We are pursuing lab experiments to assemble a hypothesis for the emergence of Life. We will review the lessons we have learned in recent years. Many experiments challenge preconceptions often taken for granted such as: • Life emerged in the liquid state • Activation is at the 5’ end of RNA • Life emerged at pH 7 • RNA is unstable and does not hybridize at high pH • Amino acids to not play an early role • RNA is only catalytic in the form of Ribozymes • Chirality has to be solved at the nucleotide level • Activated molecules are sufficient to drive early evolution • Early life needs cells • Early life required constant molecule synthesis • Origin of Life is slow.
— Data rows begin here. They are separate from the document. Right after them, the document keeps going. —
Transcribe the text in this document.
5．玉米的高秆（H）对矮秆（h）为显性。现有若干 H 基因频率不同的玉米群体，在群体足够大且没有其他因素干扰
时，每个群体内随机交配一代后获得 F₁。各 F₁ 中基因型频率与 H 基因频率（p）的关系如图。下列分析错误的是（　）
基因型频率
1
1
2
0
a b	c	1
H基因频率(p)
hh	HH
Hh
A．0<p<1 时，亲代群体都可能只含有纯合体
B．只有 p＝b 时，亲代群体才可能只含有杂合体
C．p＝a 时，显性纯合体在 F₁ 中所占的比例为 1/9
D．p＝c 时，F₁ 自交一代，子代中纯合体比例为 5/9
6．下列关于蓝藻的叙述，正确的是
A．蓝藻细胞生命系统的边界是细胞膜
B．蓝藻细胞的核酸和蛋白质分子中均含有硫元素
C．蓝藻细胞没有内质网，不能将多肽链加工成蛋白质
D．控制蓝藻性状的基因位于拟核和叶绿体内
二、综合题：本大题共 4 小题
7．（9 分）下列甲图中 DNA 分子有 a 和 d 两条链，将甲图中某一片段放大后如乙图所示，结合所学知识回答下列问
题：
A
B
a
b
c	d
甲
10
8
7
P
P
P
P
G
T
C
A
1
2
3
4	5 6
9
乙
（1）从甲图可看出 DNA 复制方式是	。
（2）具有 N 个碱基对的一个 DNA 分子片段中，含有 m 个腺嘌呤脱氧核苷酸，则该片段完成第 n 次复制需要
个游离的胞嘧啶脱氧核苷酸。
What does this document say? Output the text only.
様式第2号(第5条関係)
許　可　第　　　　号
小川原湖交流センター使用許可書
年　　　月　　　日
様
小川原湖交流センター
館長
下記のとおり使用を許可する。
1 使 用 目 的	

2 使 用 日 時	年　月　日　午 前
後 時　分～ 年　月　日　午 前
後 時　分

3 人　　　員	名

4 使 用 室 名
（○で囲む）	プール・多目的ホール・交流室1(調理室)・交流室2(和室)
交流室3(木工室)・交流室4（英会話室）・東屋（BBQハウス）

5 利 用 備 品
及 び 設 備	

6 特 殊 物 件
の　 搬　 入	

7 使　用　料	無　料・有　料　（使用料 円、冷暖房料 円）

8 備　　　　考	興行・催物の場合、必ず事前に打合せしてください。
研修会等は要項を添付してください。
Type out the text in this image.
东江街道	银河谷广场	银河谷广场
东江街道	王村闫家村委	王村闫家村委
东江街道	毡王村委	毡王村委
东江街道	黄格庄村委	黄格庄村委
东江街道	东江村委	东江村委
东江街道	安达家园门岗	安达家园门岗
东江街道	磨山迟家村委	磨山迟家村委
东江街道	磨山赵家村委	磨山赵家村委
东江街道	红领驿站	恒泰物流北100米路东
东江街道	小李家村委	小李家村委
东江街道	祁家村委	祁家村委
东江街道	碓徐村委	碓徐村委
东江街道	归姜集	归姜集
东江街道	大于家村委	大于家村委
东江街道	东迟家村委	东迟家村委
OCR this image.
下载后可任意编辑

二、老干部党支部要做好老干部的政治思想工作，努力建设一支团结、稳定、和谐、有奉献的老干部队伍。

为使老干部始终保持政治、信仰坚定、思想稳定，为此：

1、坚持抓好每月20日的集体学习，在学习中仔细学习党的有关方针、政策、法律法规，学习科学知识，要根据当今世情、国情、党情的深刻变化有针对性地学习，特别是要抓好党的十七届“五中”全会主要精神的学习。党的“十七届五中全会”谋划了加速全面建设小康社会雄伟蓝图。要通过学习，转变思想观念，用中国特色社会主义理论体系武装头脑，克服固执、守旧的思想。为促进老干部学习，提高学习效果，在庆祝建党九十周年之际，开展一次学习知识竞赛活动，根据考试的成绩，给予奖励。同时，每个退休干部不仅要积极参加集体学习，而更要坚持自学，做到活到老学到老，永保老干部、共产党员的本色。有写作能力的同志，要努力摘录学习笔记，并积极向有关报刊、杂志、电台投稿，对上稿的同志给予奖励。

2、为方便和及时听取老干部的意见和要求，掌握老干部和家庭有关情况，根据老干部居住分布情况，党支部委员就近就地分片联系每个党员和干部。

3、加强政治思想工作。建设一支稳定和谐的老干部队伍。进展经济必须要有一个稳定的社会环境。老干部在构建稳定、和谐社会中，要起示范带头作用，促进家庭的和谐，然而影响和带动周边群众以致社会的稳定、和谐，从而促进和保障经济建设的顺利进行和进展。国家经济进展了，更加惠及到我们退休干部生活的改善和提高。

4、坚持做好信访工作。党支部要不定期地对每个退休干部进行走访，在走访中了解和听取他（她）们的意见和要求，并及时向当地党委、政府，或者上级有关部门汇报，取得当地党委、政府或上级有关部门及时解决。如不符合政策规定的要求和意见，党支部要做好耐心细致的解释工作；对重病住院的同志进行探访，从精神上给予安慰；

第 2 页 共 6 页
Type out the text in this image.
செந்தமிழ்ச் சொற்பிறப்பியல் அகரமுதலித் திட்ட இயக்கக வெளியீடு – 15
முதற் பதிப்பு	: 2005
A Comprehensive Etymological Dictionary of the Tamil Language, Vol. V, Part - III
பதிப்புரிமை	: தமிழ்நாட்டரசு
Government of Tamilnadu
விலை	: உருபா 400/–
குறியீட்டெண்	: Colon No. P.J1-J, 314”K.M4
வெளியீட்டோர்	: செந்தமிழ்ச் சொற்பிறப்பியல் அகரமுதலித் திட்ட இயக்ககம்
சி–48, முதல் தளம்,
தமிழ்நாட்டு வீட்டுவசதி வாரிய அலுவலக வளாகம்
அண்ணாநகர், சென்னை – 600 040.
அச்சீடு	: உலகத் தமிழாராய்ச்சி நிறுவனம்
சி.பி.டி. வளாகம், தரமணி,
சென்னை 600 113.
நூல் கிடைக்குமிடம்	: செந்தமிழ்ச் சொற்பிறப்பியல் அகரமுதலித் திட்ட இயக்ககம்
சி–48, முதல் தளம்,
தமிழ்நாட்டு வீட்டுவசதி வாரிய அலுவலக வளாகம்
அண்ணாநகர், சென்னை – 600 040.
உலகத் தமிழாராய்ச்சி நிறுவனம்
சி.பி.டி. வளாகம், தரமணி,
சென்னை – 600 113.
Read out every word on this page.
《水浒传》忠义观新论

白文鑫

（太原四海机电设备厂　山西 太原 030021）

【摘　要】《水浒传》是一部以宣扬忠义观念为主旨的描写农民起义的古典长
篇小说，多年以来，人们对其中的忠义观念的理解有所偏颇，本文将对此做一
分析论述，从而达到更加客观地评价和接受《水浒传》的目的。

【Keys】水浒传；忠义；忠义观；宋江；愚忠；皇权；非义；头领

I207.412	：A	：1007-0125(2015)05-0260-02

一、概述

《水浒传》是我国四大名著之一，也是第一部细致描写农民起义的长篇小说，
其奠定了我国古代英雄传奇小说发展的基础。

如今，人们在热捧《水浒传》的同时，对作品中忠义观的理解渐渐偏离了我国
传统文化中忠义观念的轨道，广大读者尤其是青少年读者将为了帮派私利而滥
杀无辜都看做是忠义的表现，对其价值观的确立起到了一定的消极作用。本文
The hypothesis that emerged from these experiments can be summarized as follows: The polymerising molecules are exponentially amplified by geological flow non-equilibria in microscale porous rock matrices. 2',3'-cyclic nucleotides polymerize to RNA in the dry state at the pH of 9–10 that is found on volcanic islands even today. Templated ligation in liquid state at the same pH will form autocatalytic replication networks. While wet-dry cycles can grow these networks, the dynamics of replication is enhanced when the RNA oligomers are pinned, fed, and self-selected for replication speed and increasing length by local geological flows. RNA polymerization and replication will self-select left- or right-handed RNA strands. The right-handed strands were likely selected by evolution later. Modern biochemistry in the form of the PURE system is accumulated and fed by the same geological flow settings, demonstrating long-term evolution. In the present of lipids, these pinned molecule distributions are autonomously encapsulated and accumulated into giant vesicles, creating a bridge towards lateral gene transfer and the evolution of modern cells.